Dragages Hong Kong, a leading construction company, is teaming up with two park companies from Hong Kong Science and Technology Parks Corporation (HKSTP) to road-test construction tech on live jobs.
The collaborations see the deployment of CHAIN’s digital site management stack on two railway projects and CSC ROBO’s drilling and anchoring robots on a highway tunnel.
Their consensus is to deliver construction’s ‘iron triangle’ of safer sites, higher productivity and better quality, then use Hong Kong’s dense, complex works as proof points for export.
Why these partnerships
Client demand is what prompted Dragages Hong Kong to look beyond the standard 4S, DWSS and BIM toolset, according to Etienne Fayette, Head of Digital, Innovation and Transformation.
He said: “Hong Kong is a place where there is a strong appetite for digitalisation. As part of the construction industry, we have a responsibility to raise the bar and do something more.”

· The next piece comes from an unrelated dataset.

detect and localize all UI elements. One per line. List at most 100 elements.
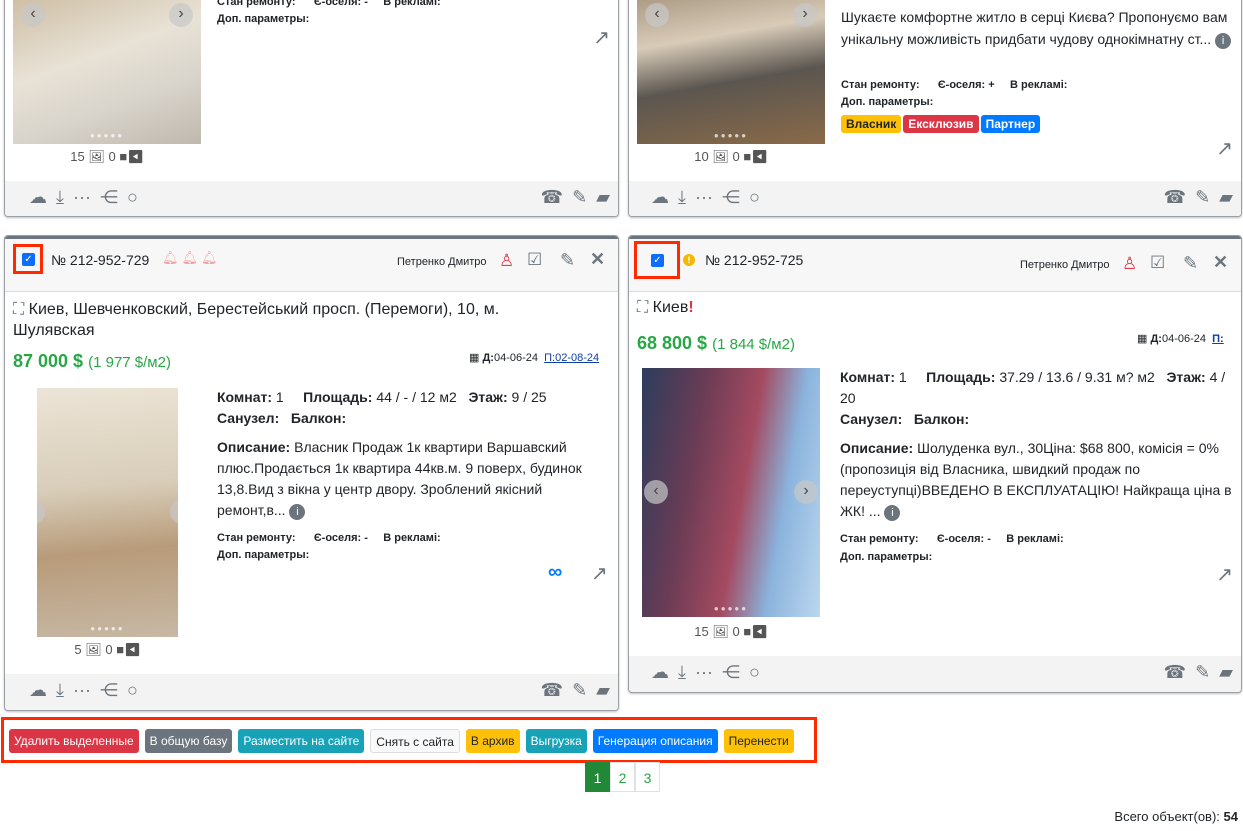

Fayette thanked HKSTP for bringing the parties together, calling HKSTP “instrumental” and a hub for solutions that help pilots kick off faster and move into deployment.

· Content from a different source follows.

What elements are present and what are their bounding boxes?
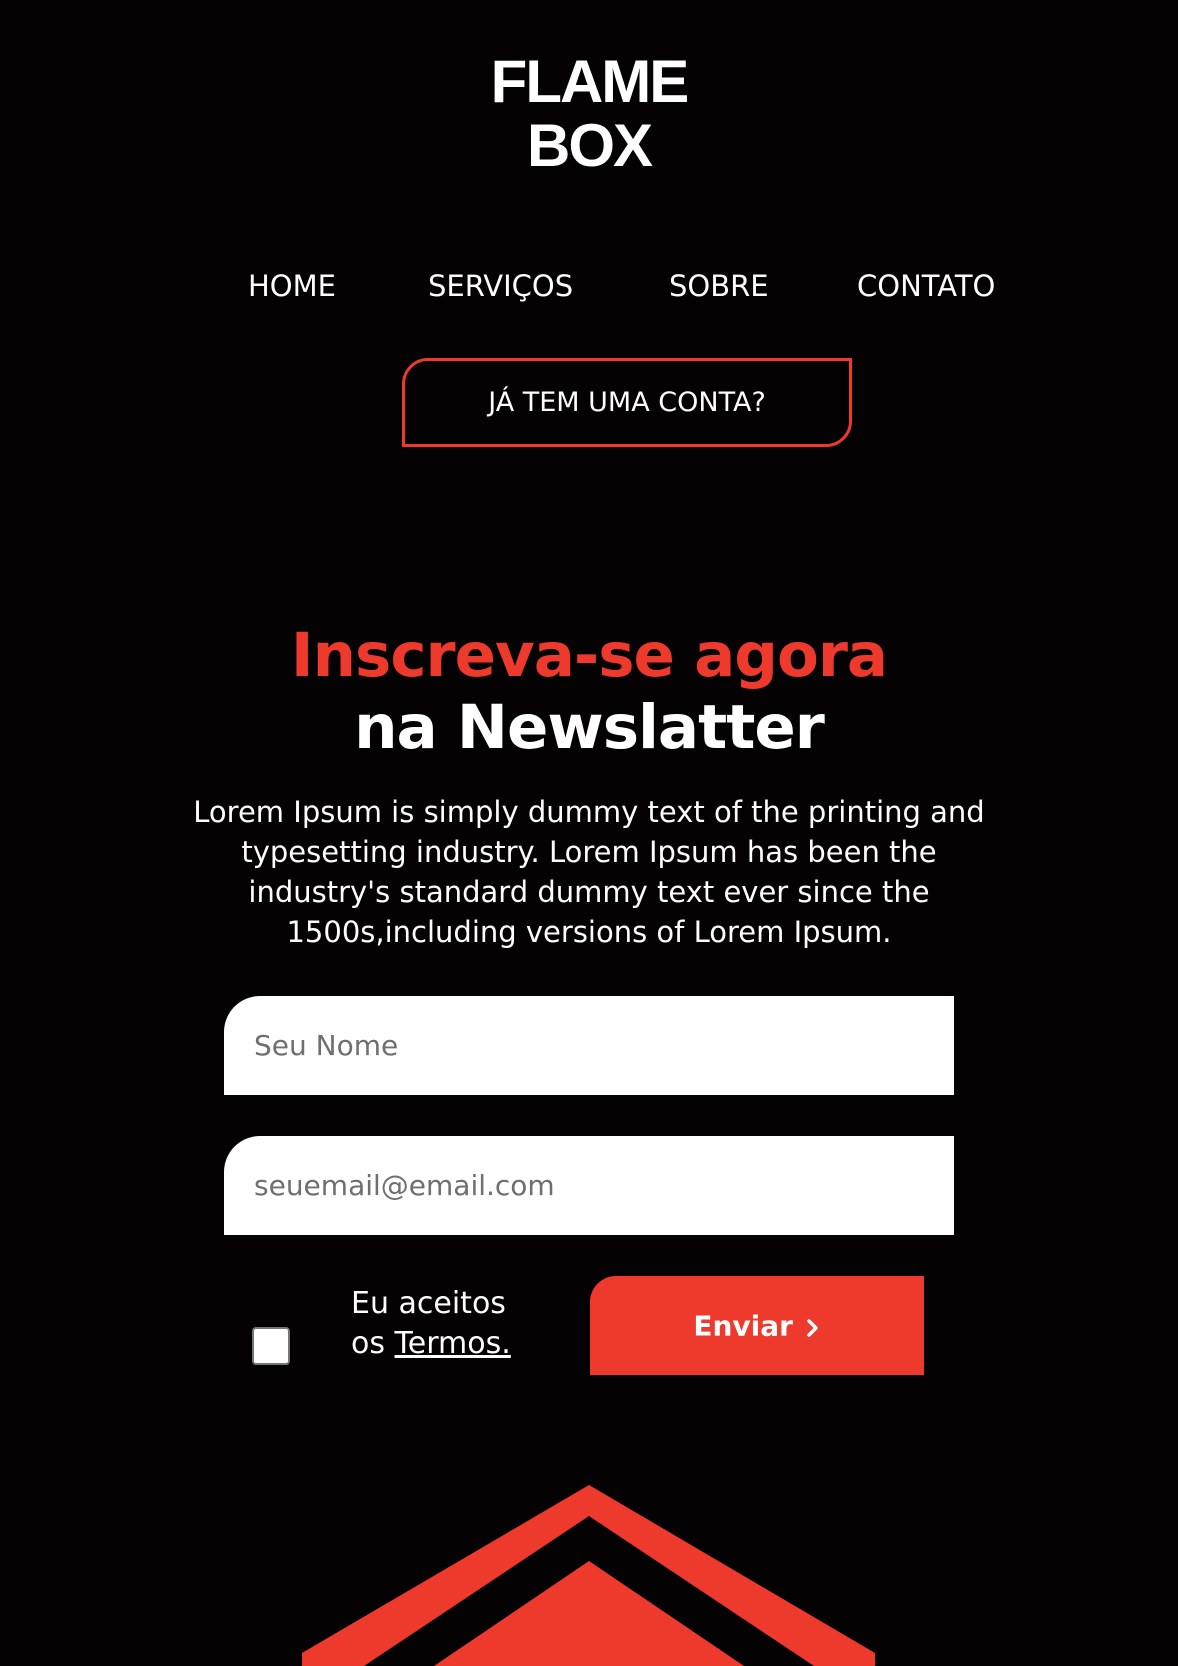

CHAIN Technology, on Antopia/DCSMS: a digital twin platform that fuses BIM, drones, IoT and AI for real-time site control.
What’s on site
DCSMS on rail. Dragages and CHAIN are standing up a Digital Construction Site Management System (DCSMS) across Tung Chung West Station and tunnels and Kwu Tung Station.
The platform pulls together safety, progress, environmental and workforce data into a single operational view.
CHAIN CEO Jackie Wong said the digital twin “links different IoT devices and cameras, and we use AI to provide insights,” from cross-checking access logs and headcount against milestones to flagging resourcing gaps early.
Monthly drone photogrammetry refreshes a photorealistic 3D model so design, as-built and programme line up in one place.
Robots in the tunnel. On Route 6 (T2), CSC ROBO’s Drillcorpio automates high-volume drilling and wedge-anchor installation for MiMEP modules in service galleries.
“It takes just two weeks on average to train a worker to operate the machine,” said founder and CEO Michael Ren.
In one phase, a single operator and one robot completed about 18,000 holes and anchors in roughly four months. Ren added that is a workload that usually takes six to eight months by hand.
CSC ROBO’s automated drilling system, designed to move crews off repetitive high-risk tasks and lift accuracy and throughput.
Ren said the system runs three to five times faster than manual teams, holds ±3 mm accuracy and uses integrated dust collection to clean up air in confined spaces.
“These robots let the same crews produce more. The goal is not to replace them.” Ren emphasized that robots enhance productivity and safety for workers, with drilling automation set to expand to Kwu Tung Station site.
Safety first, then productivity and quality
All three interviewees agreed that safety comes first.
Robotics pulls people back from repetitive, at-height and confined-space tasks. The digital twin helps supervisors spot issues sooner and head off non-compliances.
Fayette said safety measures are already paying off. “If there is a dispute, bring up the data. That’s the beauty of cold, objective information.”
He added that the growing evidence base builds trust among clients, contractors and subcontractors.
Wong added that the “single pane of glass” matters just as much as any specific sensor. The point is to line up data, surface the right alert and make it easy for site teams to act.
How they worked together
Dragages did not simply buy tools off the shelf. The teams co-designed workflows around Hong Kong constraints, from regulatory requirements to trade interfaces.
Wong said Dragages set out a clear digital roadmap, which let CHAIN ship core capabilities early and build them out in sprints as works progressed.
Ren said the standardised drilling patterns and predictable geometry keep the robot busy, spread training and integration costs over thousands of cycles, and turn a cool demo into day-to-day production.
The road ahead
Both start-ups see Hong Kong as a living lab that travels well. Digitalised practices such as monthly 3D models, continuous IoT telemetry and robotic workflows create playbooks that can carry over to other markets.
Down the road, Dragages wants to keep sites even safer, cut disputes and codify reusable playbooks for digitalised delivery on complex civils. “Technology that helps us anticipate, communicate and document will help in the long run,” said Fayette.